Ma il fervorino ottimistico non poteva essere troppo lungo. “I tempi che viviamo sono difficili, non dobbiamo dare all’opinione pubblica l’impressione che il peggio sia alle nostre spalle perché ci sono ancora cose da fare molto difficili”. Ma anche perché, se questa impressione dovesse diventare senso comune, partirebbe inevitabilmene una raffica di rivendicazioni salariali e di welfare in tutta Europa. Mentre, al contrario, il “governo europeo della Troika” ha in programma ulteriori tagli e contrazione dei redditi da lavoro, oltre che del trittico sanità-istruzione-pensioni.
Ma c’è un punto che la dice lnga sulle difficoltà “strutturali” del progetto europeo in questa fase: “non c’é accordo sulla strada da imboccare nei prossimi anni, gli Usa e gli altri ci interpellano a proposito e noi abbiamo solo risposte di cortissimo respiro”, ha continuato Juncker. Nell’ultimo vertice Ue i leader hanno fatto osservazioni molto discordanti sulla road map descritta dai 4 presidenti Draghi, Juncker, Van Rompuy e Barroso sul rafforzamento della governance continentale.
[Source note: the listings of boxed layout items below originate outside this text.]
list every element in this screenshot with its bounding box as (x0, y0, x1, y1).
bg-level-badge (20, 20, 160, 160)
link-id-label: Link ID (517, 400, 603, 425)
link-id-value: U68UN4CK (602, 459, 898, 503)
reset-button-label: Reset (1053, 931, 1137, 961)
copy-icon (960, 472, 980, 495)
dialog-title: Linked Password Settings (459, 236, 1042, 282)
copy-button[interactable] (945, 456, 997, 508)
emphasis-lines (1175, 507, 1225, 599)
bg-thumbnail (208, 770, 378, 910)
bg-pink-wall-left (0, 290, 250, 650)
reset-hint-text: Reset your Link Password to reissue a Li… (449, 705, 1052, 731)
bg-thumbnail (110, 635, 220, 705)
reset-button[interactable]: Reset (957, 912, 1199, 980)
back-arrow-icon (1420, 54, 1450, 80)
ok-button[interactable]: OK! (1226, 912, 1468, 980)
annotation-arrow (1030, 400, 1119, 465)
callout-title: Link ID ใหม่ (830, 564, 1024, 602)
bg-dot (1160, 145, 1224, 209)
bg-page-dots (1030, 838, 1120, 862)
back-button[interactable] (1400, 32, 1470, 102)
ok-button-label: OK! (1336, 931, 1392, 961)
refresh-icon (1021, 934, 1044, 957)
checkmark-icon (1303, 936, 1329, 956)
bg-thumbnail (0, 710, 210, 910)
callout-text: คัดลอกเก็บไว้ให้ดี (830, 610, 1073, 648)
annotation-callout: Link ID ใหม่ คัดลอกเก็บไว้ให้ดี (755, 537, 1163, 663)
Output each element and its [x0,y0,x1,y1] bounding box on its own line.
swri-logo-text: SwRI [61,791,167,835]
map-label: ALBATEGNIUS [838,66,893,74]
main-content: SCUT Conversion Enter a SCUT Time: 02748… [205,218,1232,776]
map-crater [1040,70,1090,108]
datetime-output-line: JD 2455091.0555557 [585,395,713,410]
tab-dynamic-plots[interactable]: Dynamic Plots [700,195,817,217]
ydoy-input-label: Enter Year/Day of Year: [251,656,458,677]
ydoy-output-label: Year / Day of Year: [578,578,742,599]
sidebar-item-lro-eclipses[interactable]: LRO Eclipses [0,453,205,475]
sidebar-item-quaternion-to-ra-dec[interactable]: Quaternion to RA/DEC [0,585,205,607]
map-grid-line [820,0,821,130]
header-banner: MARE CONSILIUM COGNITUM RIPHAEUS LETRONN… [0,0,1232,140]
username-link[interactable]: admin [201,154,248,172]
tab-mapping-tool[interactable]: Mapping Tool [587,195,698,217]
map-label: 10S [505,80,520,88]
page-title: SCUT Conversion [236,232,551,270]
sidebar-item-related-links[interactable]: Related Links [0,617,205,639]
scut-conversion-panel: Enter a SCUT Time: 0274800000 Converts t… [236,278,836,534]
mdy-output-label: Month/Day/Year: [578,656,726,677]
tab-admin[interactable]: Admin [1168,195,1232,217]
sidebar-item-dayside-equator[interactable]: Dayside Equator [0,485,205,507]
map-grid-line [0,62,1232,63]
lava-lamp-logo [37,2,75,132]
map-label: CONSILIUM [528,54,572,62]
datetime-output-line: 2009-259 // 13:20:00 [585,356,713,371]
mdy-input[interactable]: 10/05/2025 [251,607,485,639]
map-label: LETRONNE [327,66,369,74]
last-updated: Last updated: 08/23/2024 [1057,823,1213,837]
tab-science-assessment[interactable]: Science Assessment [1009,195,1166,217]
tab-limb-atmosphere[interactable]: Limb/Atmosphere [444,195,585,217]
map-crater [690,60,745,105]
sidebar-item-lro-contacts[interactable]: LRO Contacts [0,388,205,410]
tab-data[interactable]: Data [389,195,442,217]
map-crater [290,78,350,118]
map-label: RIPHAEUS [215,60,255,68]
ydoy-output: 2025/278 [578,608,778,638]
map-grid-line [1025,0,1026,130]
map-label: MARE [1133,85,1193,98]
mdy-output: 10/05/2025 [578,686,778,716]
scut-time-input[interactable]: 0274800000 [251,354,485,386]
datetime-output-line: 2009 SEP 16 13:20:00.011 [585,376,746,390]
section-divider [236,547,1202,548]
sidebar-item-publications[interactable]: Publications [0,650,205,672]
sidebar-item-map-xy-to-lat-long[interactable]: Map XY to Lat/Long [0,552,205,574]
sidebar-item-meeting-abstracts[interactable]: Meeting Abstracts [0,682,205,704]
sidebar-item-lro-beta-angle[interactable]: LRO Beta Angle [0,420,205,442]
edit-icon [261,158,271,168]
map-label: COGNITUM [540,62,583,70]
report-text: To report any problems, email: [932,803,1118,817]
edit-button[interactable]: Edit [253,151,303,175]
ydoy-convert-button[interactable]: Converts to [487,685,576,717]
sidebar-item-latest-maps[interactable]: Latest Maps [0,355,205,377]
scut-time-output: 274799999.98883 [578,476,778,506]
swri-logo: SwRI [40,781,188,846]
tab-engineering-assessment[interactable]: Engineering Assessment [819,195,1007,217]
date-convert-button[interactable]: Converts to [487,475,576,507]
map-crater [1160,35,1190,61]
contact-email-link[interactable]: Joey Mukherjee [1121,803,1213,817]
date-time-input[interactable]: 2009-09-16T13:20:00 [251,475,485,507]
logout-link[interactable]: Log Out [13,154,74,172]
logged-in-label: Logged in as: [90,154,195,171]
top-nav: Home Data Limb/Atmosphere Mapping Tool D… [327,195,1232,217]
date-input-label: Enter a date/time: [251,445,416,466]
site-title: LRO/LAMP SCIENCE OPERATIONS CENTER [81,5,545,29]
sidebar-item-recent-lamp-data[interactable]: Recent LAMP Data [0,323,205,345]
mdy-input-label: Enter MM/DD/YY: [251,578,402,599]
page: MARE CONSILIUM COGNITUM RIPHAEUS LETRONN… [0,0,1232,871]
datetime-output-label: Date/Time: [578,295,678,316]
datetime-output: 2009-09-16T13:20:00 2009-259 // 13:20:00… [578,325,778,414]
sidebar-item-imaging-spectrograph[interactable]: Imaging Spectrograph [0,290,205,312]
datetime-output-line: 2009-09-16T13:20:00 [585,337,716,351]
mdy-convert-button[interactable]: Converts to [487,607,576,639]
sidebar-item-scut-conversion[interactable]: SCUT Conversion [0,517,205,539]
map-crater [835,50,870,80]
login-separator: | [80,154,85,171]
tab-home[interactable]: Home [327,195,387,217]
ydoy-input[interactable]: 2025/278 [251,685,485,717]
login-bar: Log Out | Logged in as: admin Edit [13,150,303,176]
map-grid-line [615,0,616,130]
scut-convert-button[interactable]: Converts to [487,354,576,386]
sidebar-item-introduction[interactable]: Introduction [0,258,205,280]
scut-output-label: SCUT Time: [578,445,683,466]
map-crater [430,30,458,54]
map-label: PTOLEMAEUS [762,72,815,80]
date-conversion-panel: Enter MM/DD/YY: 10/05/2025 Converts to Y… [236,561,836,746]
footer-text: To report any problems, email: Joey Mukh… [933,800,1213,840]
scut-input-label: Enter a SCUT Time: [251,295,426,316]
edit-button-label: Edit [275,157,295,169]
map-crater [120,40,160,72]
Ma c’è di più. ”Il patto di bilancio (fiscal compact) è entrato in vigore, ma restano ancora alcuni paesi – Belgio, Paesi Bassi e Lussemburgo – che devono ratificarlo, e queste ratifiche non sono certe”. Singolare, non credete? Tre dei paesi più ricchi (ma il Belgio ha un debito pubblico di dimensioni simili al nostro, rispetto al Pil – si rifiutano di sottomettersi alle “regole di bilancio” che pure vogliono prescrivere per tutti i paesi più deboli. Approvato a venticinque (non l’hanno firmato Gran Bretagna e Repubblica ceca, il patto per la disciplina di bilancio e’ entrato in vigore l’1 gennaio. A oggi l’hanno ratificato solo Austria, Cipro, Danimarca, Estonia, Finlandia, Francia, Germania, Grecia, Irlanda, Lettonia, Lituania, Portogallo, Romania, Slovenia e Spagna.